Federal Bureau of Investigation

Navy Veteran Charged in Kidnapping, Killing of Ashanti Billie, Va. Woman Found Dead in NC

"This was a veteran that did this to us. [Ashanti] was a child of veterans," her mother said

A retired Navy veteran was charged Wednesday in the death of Ashanti Billie, the 19-year-old woman who was found dead in North Carolina days after  disappearing from her job at Virginia naval base, federal prosecutors say. 

Eric Brian Brown, 45, faces a murder charge from the Charlotte-Mecklenburg Police Department and a federal kidnapping charge, the police department and the U.S. Attorney's Office for the Eastern District of Virginia announced Wednesday.

Brown, who is homeless, worked as a day laborer and lived at buildings on and around the naval bases, according to an arrest affidavit. As a retired Navy petty officer, Brown had access to Joint Expeditionary Base Little Creek in Virginia Beach. Prosecutors said the 21-year Navy veteran visited Billie's workplace almost daily.

"He preyed on her," Ashanti Billie's father, Meltony Billie, said Thursday morning. 

Billie, a student at The Art Institute of Virginia Beach, was reported missing on Sept. 18 after she failed to show up for her job at the Blimpie sandwich shop on the naval base. 

Her body was found 11 days later and more than 300 miles away, outside a church in a residential neighborhood of Charlotte. 

Billie's parents, who both are veterans, said Thursday that they thought their daughter, who stood only 4-foot-11, would be safe on a military base. 

"If this was allowed to happen on a naval base, it can happen anywhere," Billie's mother, Brandy Billie said. 

"How was it that this guy was allowed to roam around base?" Meltony Billie asked. 

Brandy Billie said Wednesday that she was "grateful" Brown was charged, but had a lot of questions and wants to know how it was possible for Brown to live on the military base.

"Where's the security? Something has to be done. That's not secure," she said.

She said seeing Brown's picture was "like looking at a monster."

"This is the person -- this is the coward that took our child's life?" she said. 

"This was a veteran that did this to us. [Ashanti] was a child of veterans. She's been around the military her whole life," Brandy Billie continued.

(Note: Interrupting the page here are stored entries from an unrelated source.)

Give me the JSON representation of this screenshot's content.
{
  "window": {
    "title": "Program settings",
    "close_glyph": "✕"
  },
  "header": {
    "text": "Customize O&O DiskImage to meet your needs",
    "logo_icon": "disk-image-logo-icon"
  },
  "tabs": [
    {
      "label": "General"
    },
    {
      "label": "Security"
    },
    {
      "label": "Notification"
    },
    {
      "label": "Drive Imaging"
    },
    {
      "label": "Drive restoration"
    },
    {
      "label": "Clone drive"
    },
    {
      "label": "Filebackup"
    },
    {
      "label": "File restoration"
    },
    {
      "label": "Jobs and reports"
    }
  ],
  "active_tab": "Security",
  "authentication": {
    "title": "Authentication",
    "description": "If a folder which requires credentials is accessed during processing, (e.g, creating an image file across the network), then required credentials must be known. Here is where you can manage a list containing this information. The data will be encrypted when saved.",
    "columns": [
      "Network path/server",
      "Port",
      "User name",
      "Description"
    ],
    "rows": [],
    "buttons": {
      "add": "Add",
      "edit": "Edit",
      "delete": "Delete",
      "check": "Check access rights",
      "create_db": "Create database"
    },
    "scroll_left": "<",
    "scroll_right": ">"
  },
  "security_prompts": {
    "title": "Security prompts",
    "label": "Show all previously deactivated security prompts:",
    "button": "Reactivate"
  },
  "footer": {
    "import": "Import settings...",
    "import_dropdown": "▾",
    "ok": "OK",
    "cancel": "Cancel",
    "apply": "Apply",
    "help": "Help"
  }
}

Brown told a law enforcement informant on Oct. 2, after Billie's body was found, that he hated African-American women. He said they were "gold diggers" who "only want guys with all the money," court documents say. 

Witnesses reported Brown "attempting to flirt with Billie" on several occasions. One witness said he made a "crude sexual comment" to her. 

Billie left her Virginia Beach home about 4 a.m. Monday, Sept. 18 to go to work. She was supposed to start early to prepare for a scheduled health department inspection. 

Prosecutors say she was wearing dark-colored clothing and her white 2014 Mini Cooper was seen on camera entering the naval base around 4:45 a.m. Surveillance video shows a man who resembles brown, wearing light-colored clothes, driving Billie's car off the base at 5:33 a.m. 

About 5:40 a.m., a residential surveillance camera appears to show Billie's car stopped near a construction dumpster about 2 miles away. A man is seen getting out of the car and appears to throw something into the dumpster. Construction workers later found Billie's cellphone there and turned it over to police in Norfolk.

"No passengers were seen seated in the vehicle other than the driver," prosecutors said the footage showed. 

Five days after Billie's car was seen on camera, the vehicle was found in Norfolk on Saturday, Sept. 23. It was unlocked, and the security key fob was on the passenger seat. Billie's work shirt, a pair of dark-colored pants and a shoe were found in "the rear compartment" of the car, covered in dirt. 

Six days later, on Friday, Sept. 29, Billie's partially clothed body was found behind East Stonewall AME Zion Church in Charlotte. 

Brown grew up near the church and went to vacation Bible school there as a child, prosecutors said. 

He was arrested on unrelated trespassing charges in October and officers questioned him about Billie's disappearance. Brown said he "blacked out" on Sept. 17, the night before Billie went missing, and had "no recollection of what he did for several days after that," prosecutors said. 

A review of his cellphone showed he made multiple searches for "police looking for man" and "Norfolk police looking for man in connection to homicide." 

DNA recovered from Billie's body was consistent with Brown's DNA profile, prosecutors said.

Brown faces up to life in prison if convicted on the kidnapping charge. It could not be immediately determined if he has a lawyer.